À la lecture de l'instruction, trois profils d'exploitants concentrent le risque inspection 2026. Les entrepôts logistiques rubrique 1510 stockant plus de 50 000 m³ de matières combustibles, particulièrement ceux qui n'ont pas encore intégré les obligations post-Lubrizol dans leurs procédures. Les industriels chimistes, papetiers, métallurgistes et électronique présentant des rejets aqueux PFAS identifiés par la campagne 2024-2025. Les acteurs des filières DEEE, VHU et batteries, en particulier les opérateurs récemment installés et les sites de transit-tri non couverts par une convention éco-organisme.

Les sites Seveso seuil haut restent surveillés au titre des actions Seveso classiques, complémentaires de cette instruction. Les exploitants de combustions inférieures à 50 MW sortent du périmètre rubrique 3110 mais peuvent être ciblés sur les autres axes selon leur profil.

La préparation passe par trois actions concrètes. Faire un état des lieux interne sur les obligations relevant des cinq axes, en confrontant les exigences arrêtées préfectorales aux pratiques effectives. Reconstituer la documentation traçable, avec inventaires datés, plans d'action chiffrés, mémoires de réhabilitation actualisés.

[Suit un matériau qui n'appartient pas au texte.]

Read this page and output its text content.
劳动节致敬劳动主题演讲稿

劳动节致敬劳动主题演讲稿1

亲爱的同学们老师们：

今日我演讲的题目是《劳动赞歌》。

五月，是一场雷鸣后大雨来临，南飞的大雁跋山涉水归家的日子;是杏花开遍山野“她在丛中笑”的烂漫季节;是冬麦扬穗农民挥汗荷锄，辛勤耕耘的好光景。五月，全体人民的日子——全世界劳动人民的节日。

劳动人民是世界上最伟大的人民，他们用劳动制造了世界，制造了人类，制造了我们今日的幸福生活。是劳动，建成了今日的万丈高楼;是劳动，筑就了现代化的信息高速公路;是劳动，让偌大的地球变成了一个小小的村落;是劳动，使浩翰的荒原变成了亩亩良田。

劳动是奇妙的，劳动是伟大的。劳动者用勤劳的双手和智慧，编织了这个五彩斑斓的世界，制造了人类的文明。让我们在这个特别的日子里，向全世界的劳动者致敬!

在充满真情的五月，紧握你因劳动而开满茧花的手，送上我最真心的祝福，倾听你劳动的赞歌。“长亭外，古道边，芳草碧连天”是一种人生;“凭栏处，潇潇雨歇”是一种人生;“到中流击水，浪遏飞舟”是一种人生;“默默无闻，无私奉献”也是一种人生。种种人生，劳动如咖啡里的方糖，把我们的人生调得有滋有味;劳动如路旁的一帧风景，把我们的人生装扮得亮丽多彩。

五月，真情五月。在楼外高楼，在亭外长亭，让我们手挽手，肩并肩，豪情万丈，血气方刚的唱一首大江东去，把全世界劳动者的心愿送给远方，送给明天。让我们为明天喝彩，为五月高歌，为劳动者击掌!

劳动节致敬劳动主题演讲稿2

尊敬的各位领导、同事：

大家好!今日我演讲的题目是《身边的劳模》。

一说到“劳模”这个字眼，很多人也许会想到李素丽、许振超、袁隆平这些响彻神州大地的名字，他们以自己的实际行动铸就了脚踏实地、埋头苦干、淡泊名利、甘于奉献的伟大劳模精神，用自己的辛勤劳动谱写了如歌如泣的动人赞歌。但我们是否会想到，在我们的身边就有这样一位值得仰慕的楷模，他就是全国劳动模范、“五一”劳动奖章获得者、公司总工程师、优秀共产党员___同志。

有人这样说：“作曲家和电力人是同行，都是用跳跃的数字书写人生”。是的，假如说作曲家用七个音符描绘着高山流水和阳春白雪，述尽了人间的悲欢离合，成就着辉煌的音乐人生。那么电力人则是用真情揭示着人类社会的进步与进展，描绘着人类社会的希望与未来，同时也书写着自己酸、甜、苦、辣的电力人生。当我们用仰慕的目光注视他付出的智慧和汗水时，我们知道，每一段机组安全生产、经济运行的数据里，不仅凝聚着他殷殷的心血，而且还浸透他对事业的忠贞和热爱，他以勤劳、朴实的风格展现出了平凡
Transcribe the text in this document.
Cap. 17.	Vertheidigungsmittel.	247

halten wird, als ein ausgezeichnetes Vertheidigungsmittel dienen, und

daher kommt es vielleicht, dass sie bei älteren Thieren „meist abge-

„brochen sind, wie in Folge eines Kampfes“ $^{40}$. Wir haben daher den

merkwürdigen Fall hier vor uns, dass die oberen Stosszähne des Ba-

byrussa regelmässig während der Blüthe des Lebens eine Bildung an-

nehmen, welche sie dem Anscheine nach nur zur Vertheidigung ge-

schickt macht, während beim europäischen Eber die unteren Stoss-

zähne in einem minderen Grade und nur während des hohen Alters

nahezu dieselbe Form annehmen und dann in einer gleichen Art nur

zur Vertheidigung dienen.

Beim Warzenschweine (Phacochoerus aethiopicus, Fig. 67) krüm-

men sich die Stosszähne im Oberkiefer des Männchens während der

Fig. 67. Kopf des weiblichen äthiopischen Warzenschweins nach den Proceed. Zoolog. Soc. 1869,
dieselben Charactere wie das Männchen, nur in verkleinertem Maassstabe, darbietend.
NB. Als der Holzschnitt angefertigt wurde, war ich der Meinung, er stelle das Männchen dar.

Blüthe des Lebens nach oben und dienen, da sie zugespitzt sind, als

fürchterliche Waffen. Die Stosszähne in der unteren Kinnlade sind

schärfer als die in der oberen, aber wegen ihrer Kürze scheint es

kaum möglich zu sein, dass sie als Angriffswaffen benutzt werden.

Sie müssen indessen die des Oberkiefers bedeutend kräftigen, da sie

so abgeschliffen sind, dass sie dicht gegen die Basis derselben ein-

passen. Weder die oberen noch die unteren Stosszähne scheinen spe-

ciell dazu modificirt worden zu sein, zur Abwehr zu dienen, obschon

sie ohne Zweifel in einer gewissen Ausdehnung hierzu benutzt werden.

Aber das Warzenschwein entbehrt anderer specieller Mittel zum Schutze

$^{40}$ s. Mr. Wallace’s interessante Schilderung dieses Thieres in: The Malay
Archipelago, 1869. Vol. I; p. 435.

Anticiper les écarts identifiés en interne en saisissant la DREAL en porter à connaissance, démarche désormais sécurisée par la jurisprudence Conseil d'État du 28 mars 2026 qui clarifie le silence préfectoral.

Le coût de la non-conformité dépasse largement la stricte amende administrative. Refus d'extension d'autorisation, prescriptions complémentaires coûteuses, contentieux pénal en cas de pollution avérée, exclusion des appels d'offres publics intégrant des clauses environnementales : la matérialisation du risque inspection construit un effet boule de neige que peu d'exploitants peuvent absorber sereinement. L'instruction du 23 décembre 2025 donne le tempo. À chacun de se positionner.